Much has been made lately of Republican 10th Congressional District candidate Mike Collins' purported effort to win Democratic votes in the July 22 runoff with Jody Hice. Tim Bryant addressed it on his 1340 AM radio show last week, and Erick Erickson of the influential conservative blog redstate.com has attacked Collins for it as well.
"We are on the brink of losing our country, and Democrats are happy to push us over the edge," Hice said in an email to supporters last week. "That is why they are trying to steal this election. They want a Republican who will accommodate the liberal agenda in Washington, and Mike Collins will be that Republican."
Hice repeated the charge during the Atlanta Press Club debate televised on Georgia Public Broadcasting yesterday.
I smell a red herring. Collins spokesman Brandon Phillips denied that the campaign sent letters to Democrats urging them to vote for Collins and said the campaign is more worried about Democrats supporting Hice; after all, it's easier to raise money off an extremist.
Disturbingly, Phillips said Friday that I was the first reporter who'd called to ask about this controversy.
"Are there Democrats out there who are maybe going to vote against [Hice]?" Phillips said. "I don't know. Probably. There's nothing we can do about it. But we're certainly not doing what they did in Mississippi."
That's a reference to Republican Sen. Thad Cochran turning out black Democrats to beat tea party challenger Chris McDaniel. Cochran's tactic worked, but it outraged tea partiers to such an extent that it makes more sense for Hice to have sent those letters so he could attack Collins than for Collins to try to drum up Democratic votes. And Hice—who's stooped to attacking Collins' father Mac, a former congressman—seems desperate enough to pull such a stunt.

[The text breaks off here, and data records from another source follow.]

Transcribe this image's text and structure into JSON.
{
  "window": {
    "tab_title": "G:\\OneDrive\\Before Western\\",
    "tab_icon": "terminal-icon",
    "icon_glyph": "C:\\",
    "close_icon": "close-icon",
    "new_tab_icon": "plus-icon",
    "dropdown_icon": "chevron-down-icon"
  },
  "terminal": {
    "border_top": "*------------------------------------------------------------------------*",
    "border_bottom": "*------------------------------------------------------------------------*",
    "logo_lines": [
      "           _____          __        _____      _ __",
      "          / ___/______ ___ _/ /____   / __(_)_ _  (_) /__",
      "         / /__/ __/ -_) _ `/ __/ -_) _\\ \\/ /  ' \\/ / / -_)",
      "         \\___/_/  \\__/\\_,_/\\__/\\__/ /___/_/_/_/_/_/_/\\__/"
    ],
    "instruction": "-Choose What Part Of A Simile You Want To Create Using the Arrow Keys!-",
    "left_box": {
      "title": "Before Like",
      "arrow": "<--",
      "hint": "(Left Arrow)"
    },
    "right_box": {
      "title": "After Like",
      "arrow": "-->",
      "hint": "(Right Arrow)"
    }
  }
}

The letter doesn't say who paid for it. If it were Democrats, they'd probably own up to it, as they did when they backed Regina Quick over then-state Rep. Doug McKillip in a GOP showdown last year. Then again, there was no Democrat in that race; this time, Ken Dious will face the Hice-Collins winner in November, making it unlikely Democrats would get involved. In fact, Hice would be easier to beat, although Dious stands virtually no chance either way.